Unless the Liberal National Party can resolve the battle for the soul of its party, policy drift and high electricity prices will continue.

This is why I am running for the Senate for the Conservative Party. Pressure from outside is the only way to make conservatives conservative again.

Representing Queenslanders in the Australian Senate will give me and our leader Cory Bernardi a greater platform to sustain our calls for common sense to return to energy policy.

 

 

Here is The Australian’s reporting of the rift.

 

Matt Canavan castigates colleagues over coal

Resources Minister Matt Canavan has cautioned his Queensland Liberal National colleagues over their proposal to mandate public investment in renewable energy, as the state opposition’s “plan for a future beyond coal” won praise from activist group GetUp!.

In her formal reply to Tuesday’s state budget, LNP leader Deb Frecklington yesterday announced she would require state-owned power companies to invest in renewables to deliver an “affordable, secure and clean” energy mix.

“I promise Queenslanders that the LNP will plan for a future beyond coal,” she said, unveiling a five-point economic plan that also included new transport infrastructure, improved education and healthcare, new water infrastructure, and no new taxes.

Senator Canavan said the Turnbull government believed in a “level playing field” rather than “force-feeding a particular type of power” into the grid.

“We’ve been very critical of these types of approaches,” he told The Australian. “Whenever a state government tries to intervene and distort the market, it doesn’t end well.”

Michelle Landry, who holds the LNP’s most marginal federal seat, Capricornia, said she was “very supportive of the coal sector” and did “not think coal is a thing of the past”.

“Deb’s trying to do the best that she can for people, but I’m sticking up for my electorate, which means coal power.

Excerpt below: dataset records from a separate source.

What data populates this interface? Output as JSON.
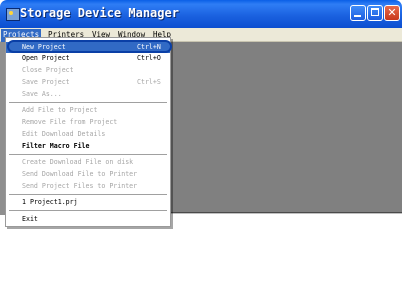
{
  "window": {
    "title": "Storage Device Manager",
    "min_label": "",
    "max_label": "",
    "close_label": "✕"
  },
  "menubar": {
    "items": [
      "Projects",
      "Printers",
      "View",
      "Window",
      "Help"
    ]
  },
  "projects_menu": {
    "items": [
      {
        "label": "New Project",
        "shortcut": "Ctrl+N",
        "state": "selected"
      },
      {
        "label": "Open Project",
        "shortcut": "Ctrl+O",
        "state": "enabled"
      },
      {
        "label": "Close Project",
        "shortcut": "",
        "state": "disabled"
      },
      {
        "label": "Save Project",
        "shortcut": "Ctrl+S",
        "state": "disabled"
      },
      {
        "label": "Save As...",
        "shortcut": "",
        "state": "disabled"
      },
      {
        "label": "Add File to Project",
        "shortcut": "",
        "state": "disabled"
      },
      {
        "label": "Remove File from Project",
        "shortcut": "",
        "state": "disabled"
      },
      {
        "label": "Edit Download Details",
        "shortcut": "",
        "state": "disabled"
      },
      {
        "label": "Filter Macro File",
        "shortcut": "",
        "state": "bold"
      },
      {
        "label": "Create Download File on disk",
        "shortcut": "",
        "state": "disabled"
      },
      {
        "label": "Send Download File to Printer",
        "shortcut": "",
        "state": "disabled"
      },
      {
        "label": "Send Project Files to Printer",
        "shortcut": "",
        "state": "disabled"
      },
      {
        "label": "1 Project1.prj",
        "shortcut": "",
        "state": "enabled"
      },
      {
        "label": "Exit",
        "shortcut": "",
        "state": "enabled"
      }
    ]
  },
  "colors": {
    "titlebar": "#0c4ed0",
    "menu_highlight": "#316ac5",
    "workspace": "#808080",
    "annotation_outline": "#0a3fa6"
  }
}
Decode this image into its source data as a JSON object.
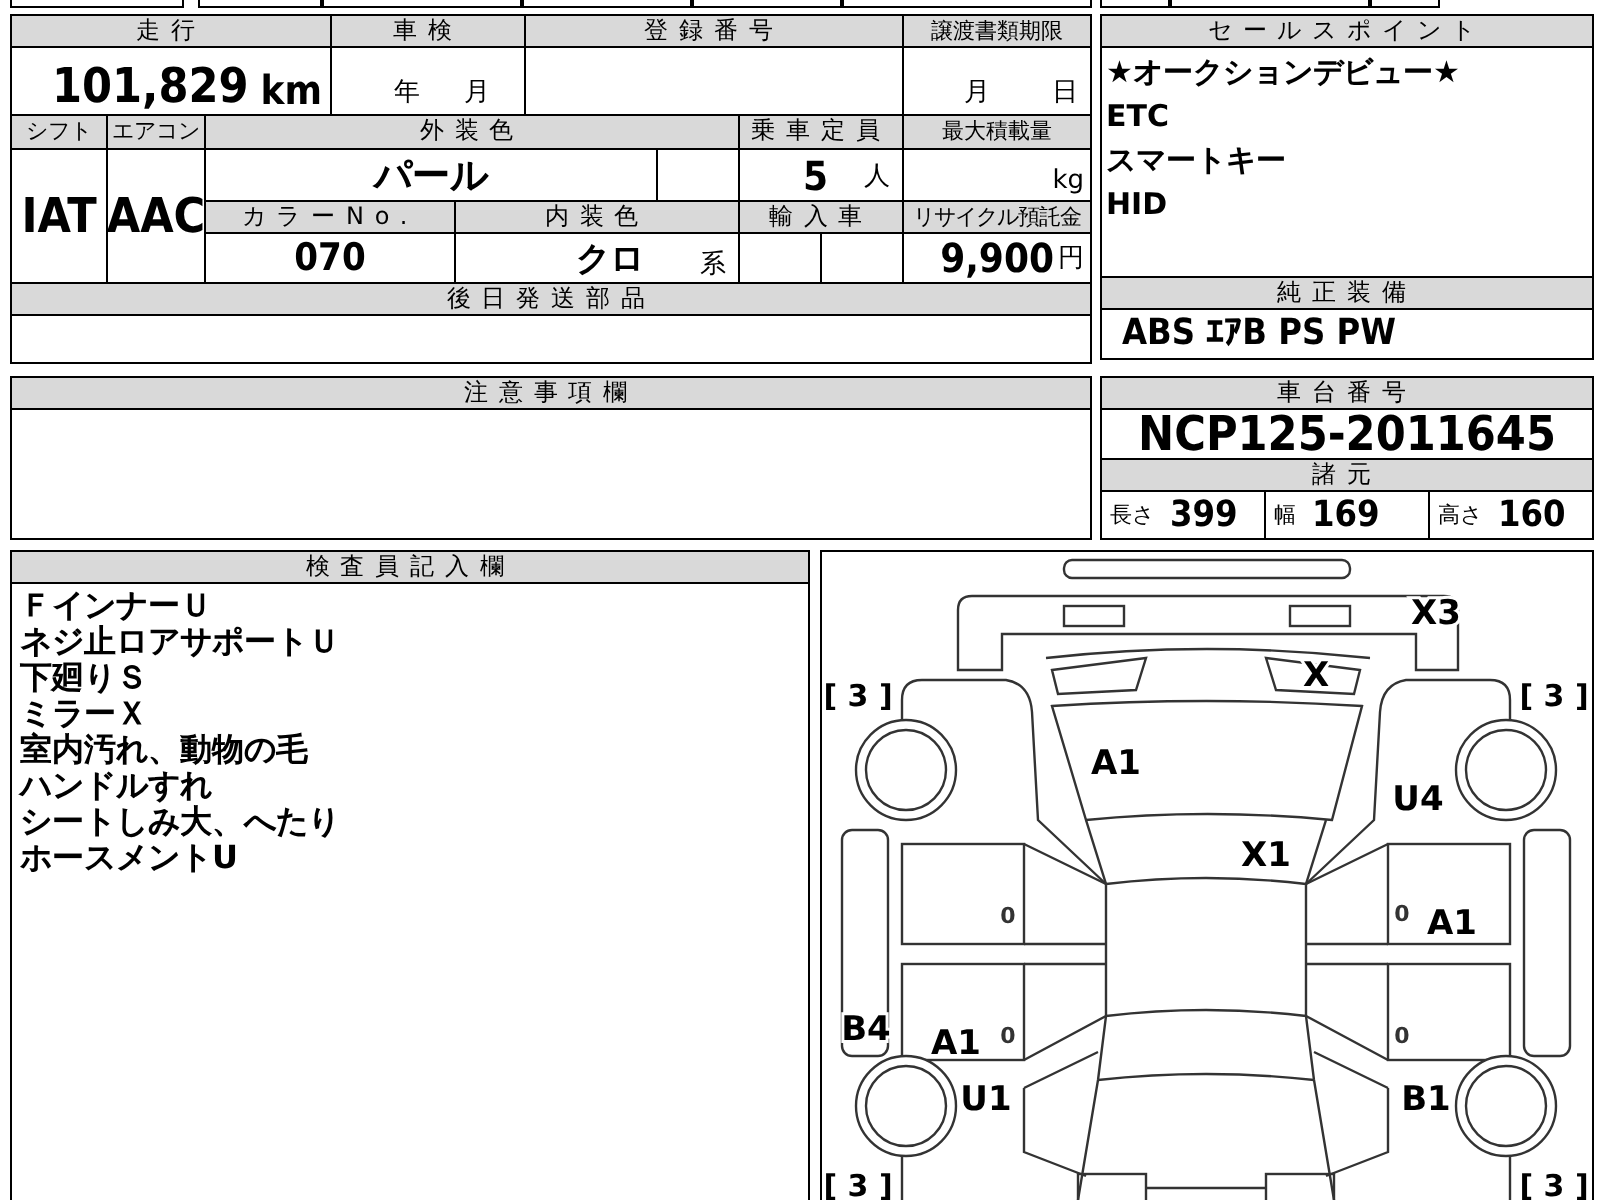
{
  "top_table": {
    "mileage": {
      "label": "走行",
      "value": "101,829",
      "unit": "km"
    },
    "inspection": {
      "label": "車検",
      "year_unit": "年",
      "month_unit": "月"
    },
    "registration": {
      "label": "登録番号"
    },
    "transfer_deadline": {
      "label": "譲渡書類期限",
      "month_unit": "月",
      "day_unit": "日"
    },
    "shift": {
      "label": "シフト",
      "value": "IAT"
    },
    "aircon": {
      "label": "エアコン",
      "value": "AAC"
    },
    "exterior_color": {
      "label": "外装色",
      "value": "パール"
    },
    "capacity": {
      "label": "乗車定員",
      "value": "5",
      "unit": "人"
    },
    "max_load": {
      "label": "最大積載量",
      "unit": "kg"
    },
    "color_no": {
      "label": "カラーNo.",
      "value": "070"
    },
    "interior_color": {
      "label": "内装色",
      "value": "クロ",
      "unit": "系"
    },
    "import": {
      "label": "輸入車"
    },
    "recycle_fee": {
      "label": "リサイクル預託金",
      "value": "9,900",
      "unit": "円"
    },
    "later_parts": {
      "label": "後日発送部品"
    }
  },
  "sales_points": {
    "label": "セールスポイント",
    "items": [
      "★オークションデビュー★",
      "ETC",
      "スマートキー",
      "HID"
    ]
  },
  "standard_equipment": {
    "label": "純正装備",
    "value": "ABS ｴｱB PS PW"
  },
  "notices": {
    "label": "注意事項欄"
  },
  "chassis": {
    "label": "車台番号",
    "value": "NCP125-2011645"
  },
  "specs": {
    "label": "諸元",
    "items": [
      {
        "label": "長さ",
        "value": "399"
      },
      {
        "label": "幅",
        "value": "169"
      },
      {
        "label": "高さ",
        "value": "160"
      }
    ]
  },
  "inspector_notes": {
    "label": "検査員記入欄",
    "lines": [
      "ＦインナーＵ",
      "ネジ止ロアサポートＵ",
      "下廻りＳ",
      "ミラーＸ",
      "室内汚れ、動物の毛",
      "ハンドルすれ",
      "シートしみ大、へたり",
      "ホースメントU"
    ]
  },
  "diagram": {
    "marks": [
      {
        "kind": "code",
        "text": "X3"
      },
      {
        "kind": "code",
        "text": "X"
      },
      {
        "kind": "code",
        "text": "A1"
      },
      {
        "kind": "code",
        "text": "U4"
      },
      {
        "kind": "code",
        "text": "X1"
      },
      {
        "kind": "code",
        "text": "A1"
      },
      {
        "kind": "code",
        "text": "B4"
      },
      {
        "kind": "code",
        "text": "A1"
      },
      {
        "kind": "code",
        "text": "U1"
      },
      {
        "kind": "code",
        "text": "B1"
      },
      {
        "kind": "tire",
        "text": "[ 3 ]"
      },
      {
        "kind": "tire",
        "text": "[ 3 ]"
      },
      {
        "kind": "tire",
        "text": "[ 3 ]"
      },
      {
        "kind": "tire",
        "text": "[ 3 ]"
      },
      {
        "kind": "door",
        "text": "0"
      },
      {
        "kind": "door",
        "text": "0"
      },
      {
        "kind": "door",
        "text": "0"
      },
      {
        "kind": "door",
        "text": "0"
      }
    ]
  }
}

Coal is going to be around for a very long time to come,” she said.

Flynn MP Ken O’Dowd said the state’s energy mix should include new high-efficiency, low-emission coal power stations “supplying baseload, dispatchable, affordable, reliable power”.

GetUp! spokeswoman Ellen Roberts said Ms Frecklington was “on the right side of history” and her policy would lead to “good, secure jobs with a real future”.

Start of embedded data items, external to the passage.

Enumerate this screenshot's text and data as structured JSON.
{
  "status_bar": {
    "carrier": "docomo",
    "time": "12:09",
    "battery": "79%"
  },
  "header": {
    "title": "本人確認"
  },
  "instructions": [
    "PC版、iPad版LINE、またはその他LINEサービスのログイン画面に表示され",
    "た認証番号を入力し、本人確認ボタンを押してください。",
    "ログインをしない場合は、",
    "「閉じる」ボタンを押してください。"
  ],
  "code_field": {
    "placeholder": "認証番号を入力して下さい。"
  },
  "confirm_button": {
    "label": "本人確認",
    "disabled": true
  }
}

“Queenslanders have been waiting far too long for a political leader to state the obvious — coal has no future, while Queensland’s abundant sun and wind will never run out,” she said.

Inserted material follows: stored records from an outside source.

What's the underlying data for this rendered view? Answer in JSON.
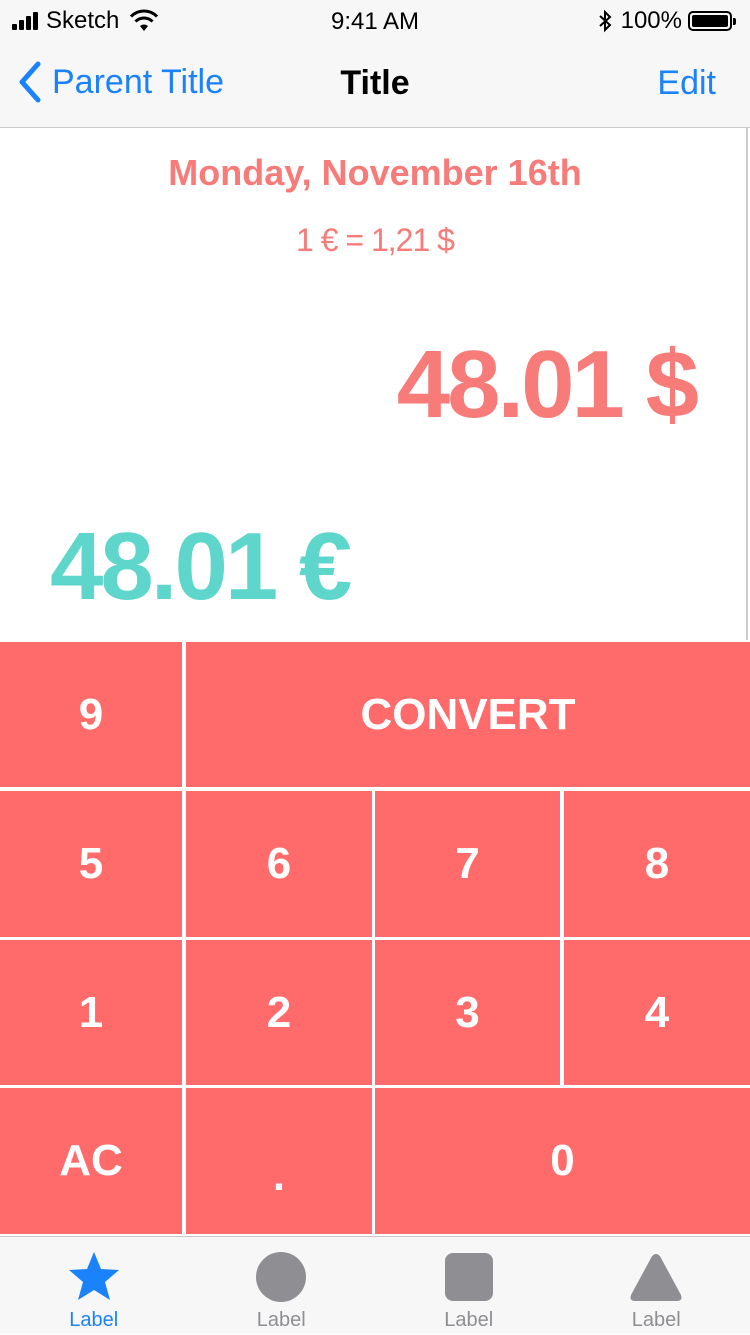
{
  "status_bar": {
    "carrier": "Sketch",
    "time": "9:41 AM",
    "battery": "100%"
  },
  "nav": {
    "back_label": "Parent Title",
    "title": "Title",
    "edit_label": "Edit"
  },
  "content": {
    "date": "Monday, November 16th",
    "rate": "1 € = 1,21 $",
    "amount_dollar": "48.01 $",
    "amount_euro": "48.01 €"
  },
  "keypad": {
    "k9": "9",
    "convert": "CONVERT",
    "k5": "5",
    "k6": "6",
    "k7": "7",
    "k8": "8",
    "k1": "1",
    "k2": "2",
    "k3": "3",
    "k4": "4",
    "clear": "AC",
    "decimal": ".",
    "k0": "0"
  },
  "tab_bar": {
    "items": [
      {
        "label": "Label",
        "icon": "star-icon",
        "active": true
      },
      {
        "label": "Label",
        "icon": "circle-icon",
        "active": false
      },
      {
        "label": "Label",
        "icon": "square-icon",
        "active": false
      },
      {
        "label": "Label",
        "icon": "triangle-icon",
        "active": false
      }
    ]
  },
  "colors": {
    "accent_red": "#ff6b6b",
    "text_red": "#f77b78",
    "teal": "#5fd6cc",
    "ios_blue": "#1a82fb",
    "tab_gray": "#8e8e93"
  }
}
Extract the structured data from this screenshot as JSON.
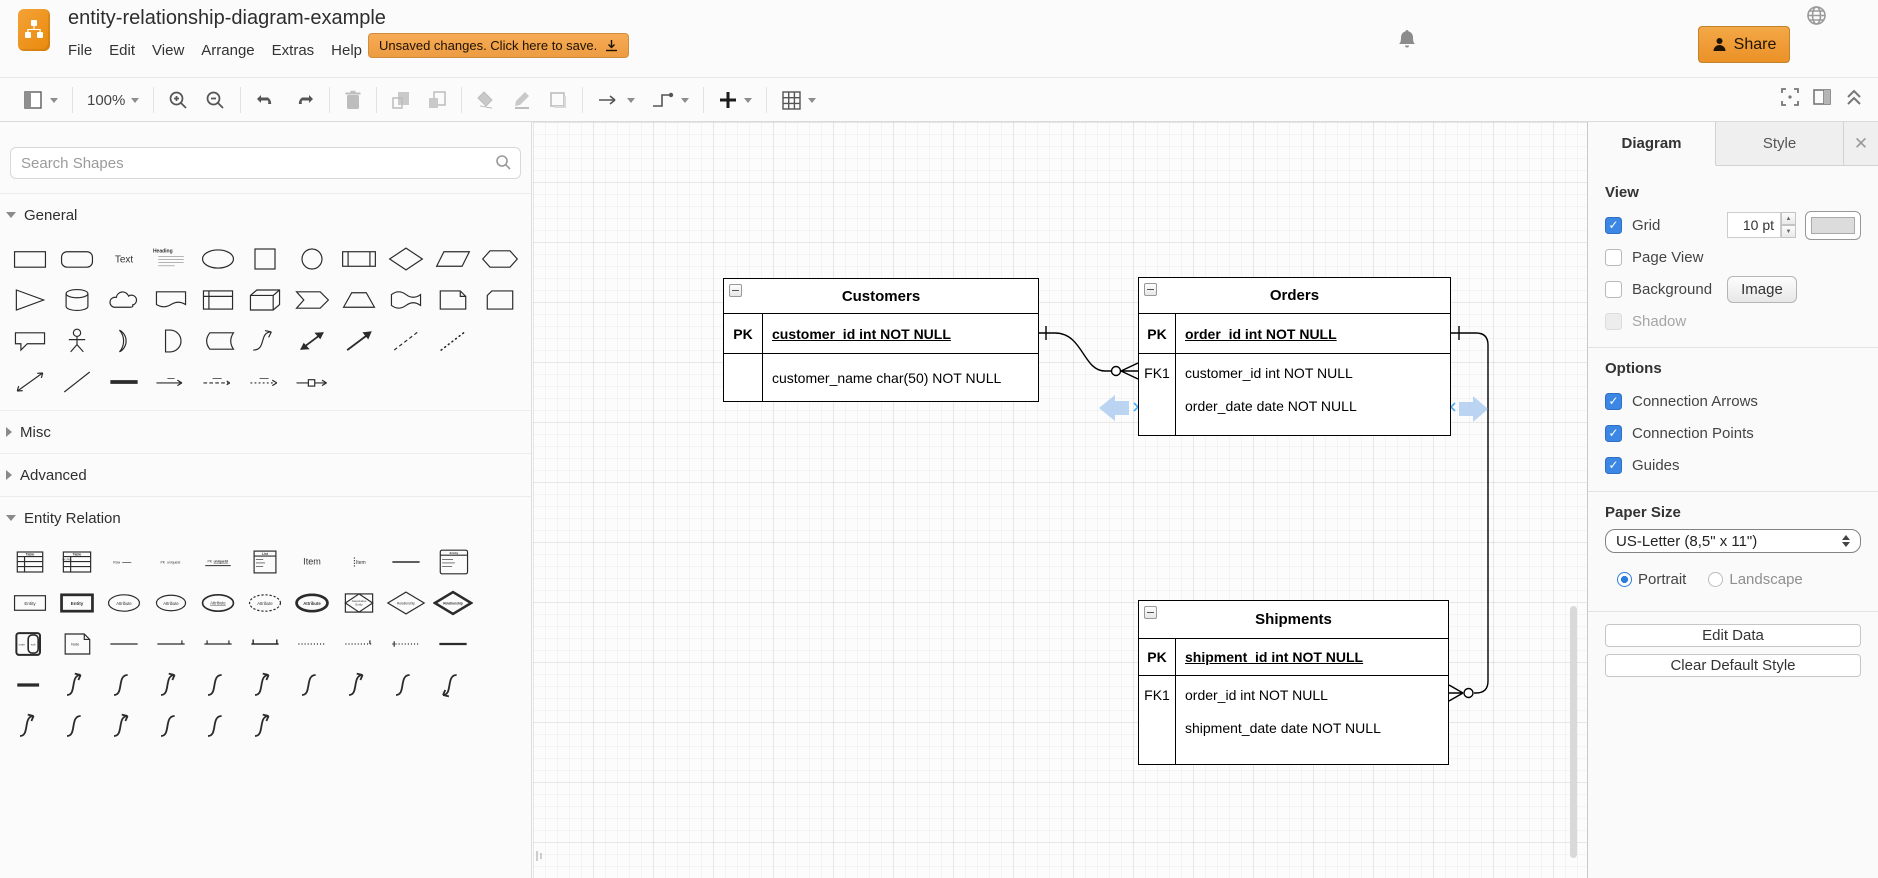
{
  "header": {
    "title": "entity-relationship-diagram-example",
    "menus": [
      "File",
      "Edit",
      "View",
      "Arrange",
      "Extras",
      "Help"
    ],
    "unsaved_banner": "Unsaved changes. Click here to save.",
    "share_label": "Share"
  },
  "toolbar": {
    "zoom_level": "100%"
  },
  "sidebar": {
    "search_placeholder": "Search Shapes",
    "sections": {
      "general": "General",
      "misc": "Misc",
      "advanced": "Advanced",
      "entity_relation": "Entity Relation"
    },
    "palettes": {
      "general": [
        [
          "rectangle",
          "rounded-rectangle",
          {
            "n": "text",
            "l": "Text"
          },
          {
            "n": "textbox",
            "l": "Heading"
          },
          "ellipse",
          "square",
          "circle",
          "process",
          "diamond",
          "parallelogram",
          "hexagon"
        ],
        [
          "triangle",
          "cylinder",
          "cloud",
          "document",
          "internal-storage",
          "cube",
          "step",
          "trapezoid",
          "tape",
          "note",
          "card"
        ],
        [
          "callout",
          "actor",
          "or",
          "and",
          "data-storage",
          "curve",
          "bidirectional-arrow",
          "arrow",
          "dashed-line",
          "dotted-line"
        ],
        [
          "bidirectional-connector",
          "line",
          "bold-line",
          "link-edge",
          "dashed-edge",
          "dashed-edge-2",
          "connector-symbol"
        ]
      ],
      "entity_relation": [
        [
          {
            "n": "table",
            "l": "Table"
          },
          {
            "n": "table-pk",
            "l": "Table"
          },
          "row",
          {
            "n": "row-pk",
            "l": "PK"
          },
          {
            "n": "row-pk-underlined",
            "l": "PK"
          },
          {
            "n": "list",
            "l": "List"
          },
          {
            "n": "item-large",
            "l": "Item"
          },
          {
            "n": "item",
            "l": "Item"
          },
          "hline",
          {
            "n": "entity-attributes",
            "l": "Entity"
          }
        ],
        [
          {
            "n": "entity",
            "l": "Entity"
          },
          {
            "n": "entity-bold",
            "l": "Entity"
          },
          {
            "n": "attribute",
            "l": "Attribute"
          },
          {
            "n": "attribute-2",
            "l": "Attribute"
          },
          {
            "n": "attribute-underlined",
            "l": "Attribute"
          },
          {
            "n": "attribute-dashed",
            "l": "Attribute"
          },
          {
            "n": "attribute-bold",
            "l": "Attribute"
          },
          {
            "n": "associative-entity",
            "l": "Entity"
          },
          {
            "n": "relationship",
            "l": "Relationship"
          },
          {
            "n": "relationship-bold",
            "l": "Relationship"
          }
        ],
        [
          "composite",
          {
            "n": "note-er",
            "l": "Note"
          },
          "link",
          "link-tick",
          "link-tick-2",
          "link-bracket",
          "link-dotted",
          "link-dotted-2",
          "link-dotted-3",
          "link-bold"
        ],
        [
          "edge-bold",
          "scurve-arrow",
          "scurve",
          "scurve-arrow",
          "scurve",
          "scurve-arrow",
          "scurve",
          "scurve-arrow",
          "scurve",
          "scurve-arrow-down"
        ],
        [
          "scurve-arrow",
          "scurve",
          "scurve-arrow",
          "scurve",
          "scurve",
          "scurve-arrow"
        ]
      ]
    }
  },
  "canvas": {
    "entities": [
      {
        "title": "Customers",
        "rows": [
          {
            "key": "PK",
            "text": "customer_id int NOT NULL"
          },
          {
            "key": "",
            "text": "customer_name char(50) NOT NULL"
          }
        ]
      },
      {
        "title": "Orders",
        "rows": [
          {
            "key": "PK",
            "text": "order_id int NOT NULL"
          },
          {
            "key": "FK1",
            "text": "customer_id int NOT NULL"
          },
          {
            "key": "",
            "text": "order_date date NOT NULL"
          }
        ]
      },
      {
        "title": "Shipments",
        "rows": [
          {
            "key": "PK",
            "text": "shipment_id int NOT NULL"
          },
          {
            "key": "FK1",
            "text": "order_id int NOT NULL"
          },
          {
            "key": "",
            "text": "shipment_date date NOT NULL"
          }
        ]
      }
    ],
    "connections": [
      {
        "from": "Customers.customer_id",
        "to": "Orders.customer_id",
        "from_end": "one",
        "to_end": "zero-or-many"
      },
      {
        "from": "Orders.order_id",
        "to": "Shipments.order_id",
        "from_end": "one",
        "to_end": "zero-or-many"
      }
    ]
  },
  "panel": {
    "tabs": [
      {
        "label": "Diagram",
        "active": true
      },
      {
        "label": "Style",
        "active": false
      }
    ],
    "view": {
      "heading": "View",
      "grid_label": "Grid",
      "grid_checked": true,
      "grid_size": "10 pt",
      "page_view_label": "Page View",
      "page_view_checked": false,
      "background_label": "Background",
      "background_checked": false,
      "image_button": "Image",
      "shadow_label": "Shadow",
      "shadow_checked": false,
      "shadow_disabled": true
    },
    "options": {
      "heading": "Options",
      "items": [
        {
          "label": "Connection Arrows",
          "checked": true
        },
        {
          "label": "Connection Points",
          "checked": true
        },
        {
          "label": "Guides",
          "checked": true
        }
      ]
    },
    "paper": {
      "heading": "Paper Size",
      "value": "US-Letter (8,5\" x 11\")",
      "portrait_label": "Portrait",
      "landscape_label": "Landscape",
      "orientation": "Portrait"
    },
    "edit_data_button": "Edit Data",
    "clear_default_style_button": "Clear Default Style",
    "accent_color": "#3d87e4"
  },
  "colors": {
    "brand_orange": "#ed9c41",
    "canvas_grid": "#e9e9e9",
    "hover_arrow_blue": "#aecdee"
  }
}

Specific measures announced in Ms Frecklington’s speech included a second motorway connecting Brisbane to the Gold Coast, real-time monitoring of petrol prices and deregulating country electricity prices.

An LNP government would partner with business to deliver healthcare and refocus school curriculums on literacy, numeracy and language, she said. Every state school classroom would be fitted with air-conditioning at a cost of about $1.5 billion.

Ms Frecklington pledged to stabilise and pay down debt without introducing any new taxes.

“Labor’s massive debt will cost Queenslanders $3.7bn a year in interest payments,” she said, noting public debt would exceed $83bn in 2020-21 amid increased spending on services and infrastructure.

“Our huge debt is not just a number. It takes billions away from schools, hospitals, infrastructure and policing. It leaves Queensland vulnerable to economic downturns and natural disasters.”